## Decisions when outcomes are uncertain

Markov decision processes are mathematical models used to determine the best courses of action when both current circumstances and future consequences are uncertain. They’ve had a huge range of applications — in natural-resource management, manufacturing, operations management, robot control, finance, epidemiology, scientific-experiment design, and tennis strategy, just to name a few.

But analyses involving Markov decision processes (MDPs) usually make some simplifying assumptions. In an MDP, a given decision doesn’t always yield a predictable result; it could yield a range of possible results. And each of those results has a different “value,” meaning the chance that it will lead, ultimately, to a desirable outcome.

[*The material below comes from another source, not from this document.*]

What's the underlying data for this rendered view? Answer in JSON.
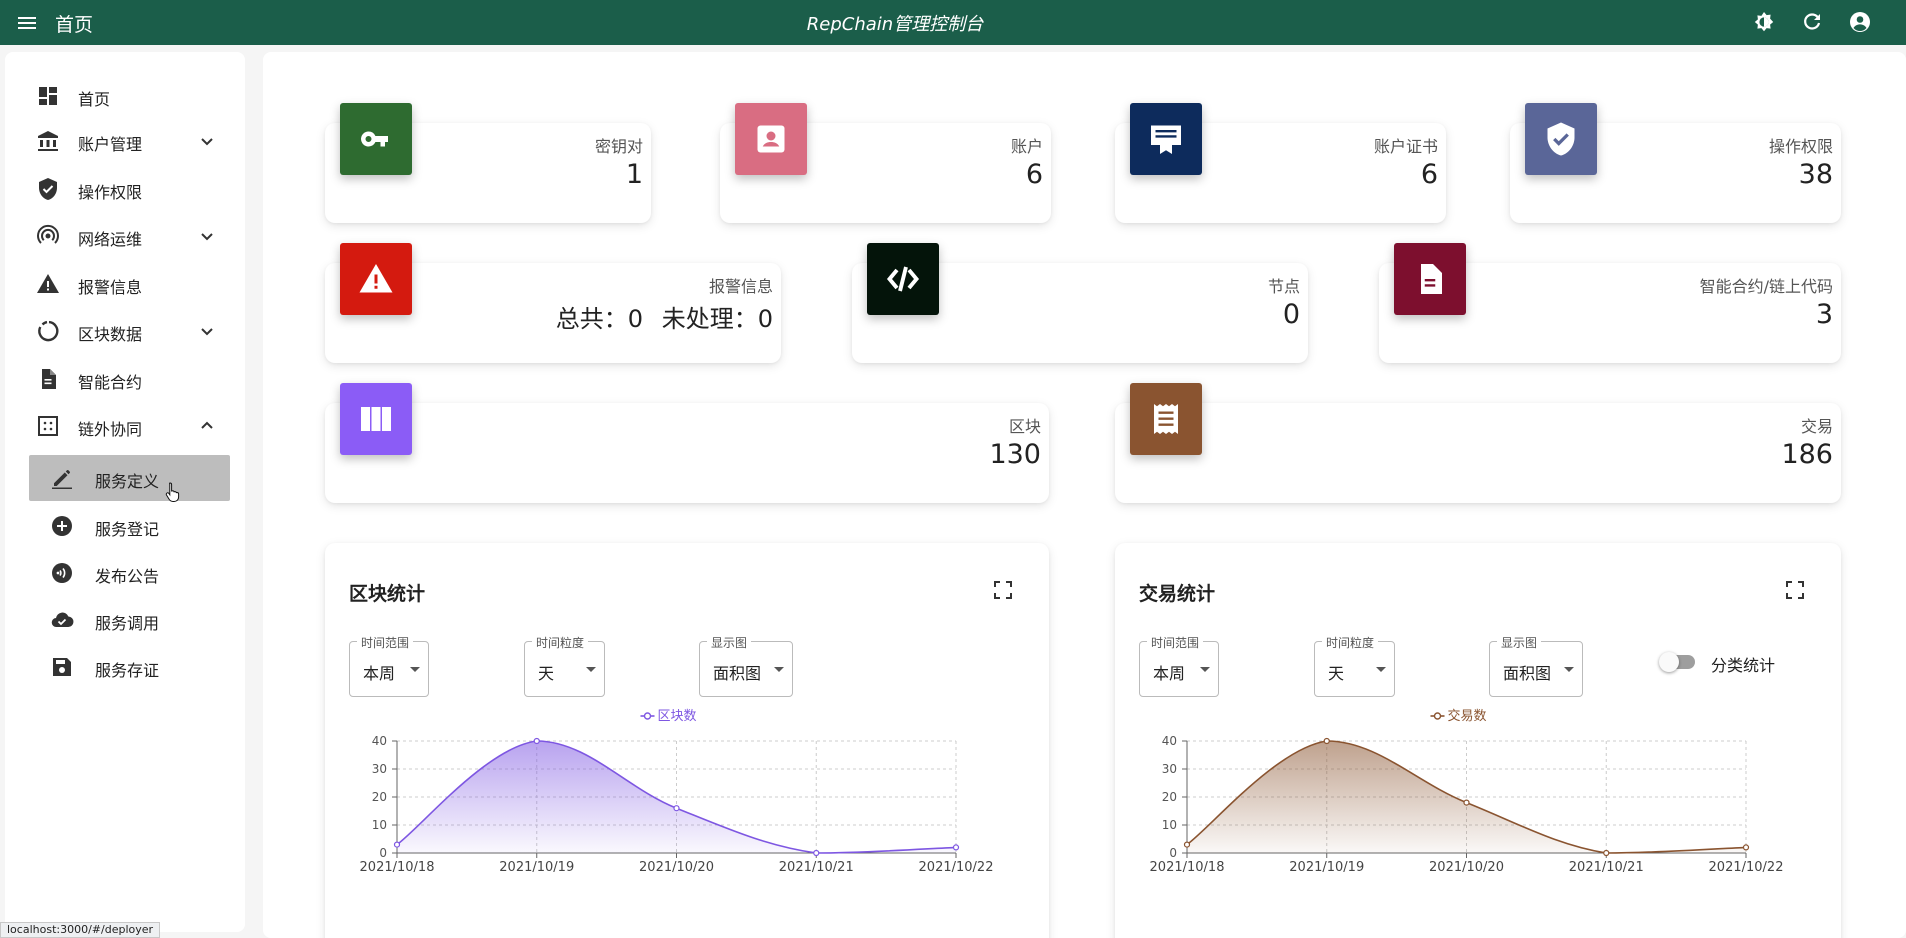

Characterizing the value of given decision requires collection of empirical data, which can be prohibitively time consuming, so analysts usually just make educated guesses. That means, however, that the MDP analysis doesn’t guarantee the best decision in all cases.

In the *Proceedings of the Conference on Neural Information Processing Systems*, published last month, researchers from MIT and Duke University took a step toward putting MDP analysis on more secure footing. They show that, by adopting a simple trick long known in statistics but little applied in machine learning, it’s possible to accurately characterize the value of a given decision while collecting much less empirical data than had previously seemed necessary.

In their paper, the researchers described a simple example in which the standard approach to characterizing probabilities would require the same decision to be performed almost 4 million times in order to yield a reliable value estimate.

With the researchers’ approach, it would need to be run 167,000 times. That’s still a big number — except, perhaps, in the context of a server farm processing millions of web clicks per second, where MDP analysis could help allocate computational resources. In other contexts, the work at least represents a big step in the right direction.

“People are not going to start using something that is so sample-intensive right now,” says Jason Pazis, a postdoc at the MIT Laboratory for Information and Decision Systems and first author on the new paper. “We’ve shown one way to bring the sample complexity down. And hopefully, it’s orthogonal to many other ways, so we can combine them.”

Unpredictable outcomes

In their paper, the researchers also report running simulations of a robot exploring its environment, in which their approach yielded consistently better results than the existing approach, even with more reasonable sample sizes — nine and 105. Pazis emphasizes, however, that the paper’s theoretical results bear only on the number of samples required to estimate values; they don’t prove anything about the relative performance of different algorithms at low sample sizes.

Pazis is joined on the paper by Jonathan How, the Richard Cockburn Maclaurin Professor of Aeronautics and Astronautics at MIT, and by Ronald Parr, a professor of computer science at Duke.